Citations sur Le Cycliste du lundi (13)
Un bon écrivain est toujours plus ou moins le reporter de ce que nous ne savons pas voir de la vie
... un livre inconnu d'un écrivain que l'on admire, c'est toujours un peu l'adolescence retrouvée : ces moments enchantés des années de guerre où, ayant déniché chez un libraire complice tel ouvrage, pour moi encore inédit et désiré, qui me parvenait à travers la pénurie de papier, les oukases du pouvoir et les prix gonflés par un primitif marché noir, j'emportais ma conquête et me hâtais vers la maison, vers les quelques heures d'appétit, de ravissement ou de colère qui, pour la vie, mériteront seules, à mon goût le nom de lecture... p 201
Peu nous importe qui parle, et s'il s'agit de souvenirs ou de fiction : les souvenirs à demi imaginaires sont les plus savoureux.
La critique littéraire a ceci de commun avec la voile ou l'alpinisme qu'il n'est pas nécessaire d'administrer la preuve de sa compétence pour s'y exercer. Il est vrai qu'on y risque guère sa paeu. A peine celle des autres.

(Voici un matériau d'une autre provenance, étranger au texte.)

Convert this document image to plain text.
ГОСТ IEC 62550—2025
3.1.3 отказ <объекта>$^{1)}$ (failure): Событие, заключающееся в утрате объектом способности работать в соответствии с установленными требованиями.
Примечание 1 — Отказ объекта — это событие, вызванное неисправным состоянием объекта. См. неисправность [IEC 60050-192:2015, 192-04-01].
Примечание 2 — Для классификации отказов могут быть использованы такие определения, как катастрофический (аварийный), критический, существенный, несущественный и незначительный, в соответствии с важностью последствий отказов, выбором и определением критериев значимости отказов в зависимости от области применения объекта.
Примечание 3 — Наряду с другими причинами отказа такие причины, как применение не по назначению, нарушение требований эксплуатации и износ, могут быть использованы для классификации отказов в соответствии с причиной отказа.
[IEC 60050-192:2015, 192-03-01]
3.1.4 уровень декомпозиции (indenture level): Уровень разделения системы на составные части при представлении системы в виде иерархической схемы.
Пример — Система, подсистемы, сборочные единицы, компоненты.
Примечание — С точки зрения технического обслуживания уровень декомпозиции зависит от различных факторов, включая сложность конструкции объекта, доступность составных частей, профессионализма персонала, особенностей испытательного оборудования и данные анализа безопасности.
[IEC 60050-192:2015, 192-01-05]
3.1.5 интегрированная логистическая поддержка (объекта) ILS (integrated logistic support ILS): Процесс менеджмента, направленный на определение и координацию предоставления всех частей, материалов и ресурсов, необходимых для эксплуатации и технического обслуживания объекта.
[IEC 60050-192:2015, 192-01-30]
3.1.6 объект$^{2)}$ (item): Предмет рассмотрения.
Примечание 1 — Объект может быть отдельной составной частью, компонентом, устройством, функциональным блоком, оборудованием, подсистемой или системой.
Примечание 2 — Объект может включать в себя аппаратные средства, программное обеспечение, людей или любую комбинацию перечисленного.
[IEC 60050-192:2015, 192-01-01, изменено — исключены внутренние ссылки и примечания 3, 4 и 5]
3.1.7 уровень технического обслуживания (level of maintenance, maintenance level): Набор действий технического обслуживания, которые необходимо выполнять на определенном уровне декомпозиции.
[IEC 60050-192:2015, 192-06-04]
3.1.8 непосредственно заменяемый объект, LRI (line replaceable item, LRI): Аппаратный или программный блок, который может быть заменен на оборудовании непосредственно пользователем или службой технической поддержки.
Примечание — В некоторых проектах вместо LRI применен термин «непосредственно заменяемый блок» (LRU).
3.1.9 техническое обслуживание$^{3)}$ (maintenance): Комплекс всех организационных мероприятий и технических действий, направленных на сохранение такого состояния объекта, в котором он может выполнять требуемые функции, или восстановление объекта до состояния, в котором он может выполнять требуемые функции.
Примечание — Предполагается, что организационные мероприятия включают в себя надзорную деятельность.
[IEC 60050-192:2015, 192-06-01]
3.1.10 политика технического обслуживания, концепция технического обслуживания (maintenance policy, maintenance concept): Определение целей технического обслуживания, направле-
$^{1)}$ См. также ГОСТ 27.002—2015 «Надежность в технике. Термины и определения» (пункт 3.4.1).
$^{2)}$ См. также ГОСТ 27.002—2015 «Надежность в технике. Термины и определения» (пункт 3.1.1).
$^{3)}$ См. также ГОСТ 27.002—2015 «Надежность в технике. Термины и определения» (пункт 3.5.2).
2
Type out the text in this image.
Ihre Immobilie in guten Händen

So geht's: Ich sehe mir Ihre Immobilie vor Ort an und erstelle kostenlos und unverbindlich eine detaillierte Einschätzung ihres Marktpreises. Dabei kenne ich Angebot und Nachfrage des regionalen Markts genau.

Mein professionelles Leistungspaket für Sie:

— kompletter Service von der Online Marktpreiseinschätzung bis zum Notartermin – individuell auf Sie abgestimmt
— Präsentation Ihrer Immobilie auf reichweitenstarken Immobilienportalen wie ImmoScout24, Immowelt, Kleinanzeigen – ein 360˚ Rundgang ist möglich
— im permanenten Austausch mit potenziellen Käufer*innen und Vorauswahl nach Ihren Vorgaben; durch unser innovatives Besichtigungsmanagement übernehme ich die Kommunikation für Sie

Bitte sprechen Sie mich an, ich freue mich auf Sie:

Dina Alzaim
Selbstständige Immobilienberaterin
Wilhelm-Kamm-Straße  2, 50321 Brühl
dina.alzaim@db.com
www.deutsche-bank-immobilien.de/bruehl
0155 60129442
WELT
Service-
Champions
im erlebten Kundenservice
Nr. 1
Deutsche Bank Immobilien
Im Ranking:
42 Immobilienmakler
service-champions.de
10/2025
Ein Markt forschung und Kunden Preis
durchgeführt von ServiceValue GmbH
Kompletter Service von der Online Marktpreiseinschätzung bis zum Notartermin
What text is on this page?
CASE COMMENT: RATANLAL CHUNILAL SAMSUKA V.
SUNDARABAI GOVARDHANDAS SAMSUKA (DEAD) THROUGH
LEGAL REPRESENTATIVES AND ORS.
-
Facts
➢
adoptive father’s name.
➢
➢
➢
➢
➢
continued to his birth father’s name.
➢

Ce n’est pas un roman-fleuve, c’est un roman-fourmilière, ou termitière. Le pullulement qu’on découvre en soulevant une pierre sur les sous-sols ombreux de la vie. A peine une histoire, mais qui fermente, grouille, pue, suinte, prolifère comme une anarchie de cellules, un paquet de serpents ou de larves, les fantasmes d’un cauchemar.
(...) Ce n’est pas d’un stylo qu’il parait avoir usé dans son livre, mais d’une mitrailleuse à images, à souvenirs, à cruautés. Il nous maintient sous son feu cinq cents pages durant, et il semble se moquer de raconter selon les douteuses lois d’un genre.
p 72 (A propos de Lucien Bodard, Monsieur le consul)
Je m'aperçois, et suis le premier à en sourire, rassurez-vous, qu'insensiblement ma chronique a pris le ton d'une "défense de Louis Aragon"... Comme s'il avait besoin de moi, ce persifleur, ce duelliste aux bottes imprévisibles ! Si j'ai glissé à cette facilité, c'est que tel article m'avait exaspéré, et qu'en moi, s'agissant de cet écrivain, l'affection le dispute toujours à la solennité de rigueur
Maintenant il va falloir leur expliquer Drieu. Ils vont tous se jeter dessus. Les petits racoleurs de l'extrême-droite, les hôtesses fatiguées du 16ème arrondissement qui se souviennent de son "charme". Les critiques de gauche qui déjà bégayent leur sévérité (...), des éditeurs soudain pressés de réimprimer et gratter de l'inédit après tout ce silence, les journalistes à la botte de l'actualité qui vont méditer à très haute voix sur le romantisme, les entre-deux-guerres et la jeunesse, sans parler de nous, le dernier carré des fragiles caïds de 50-55, les survivants des premiers amis posthumes de Drieu, auxquels on reconnaîtra au moins le mérite d'avoir désigné ce fantôme avec une certaine insistance voilà dis bonnes années.
C’est le drame de la France d’être toujours au bord de la cassure, de la haine ou de la guerre civile.
J'espère que surnageront, dans cette permanente débâcle autour de moi de papiers jaunis, d'épreuves, de livres malmenés et couverts d'annotations gribouillées, - j'espère que surnageront quelques signes d'amitié ou d'admiration, quelques incitations à lire, puisque c'est à cela, modestement, que se réduit le rôle du "liseur" appointé.
C'est cela, le style : écrire avec son ventre et ses rêves, sans prudence ni pudeur.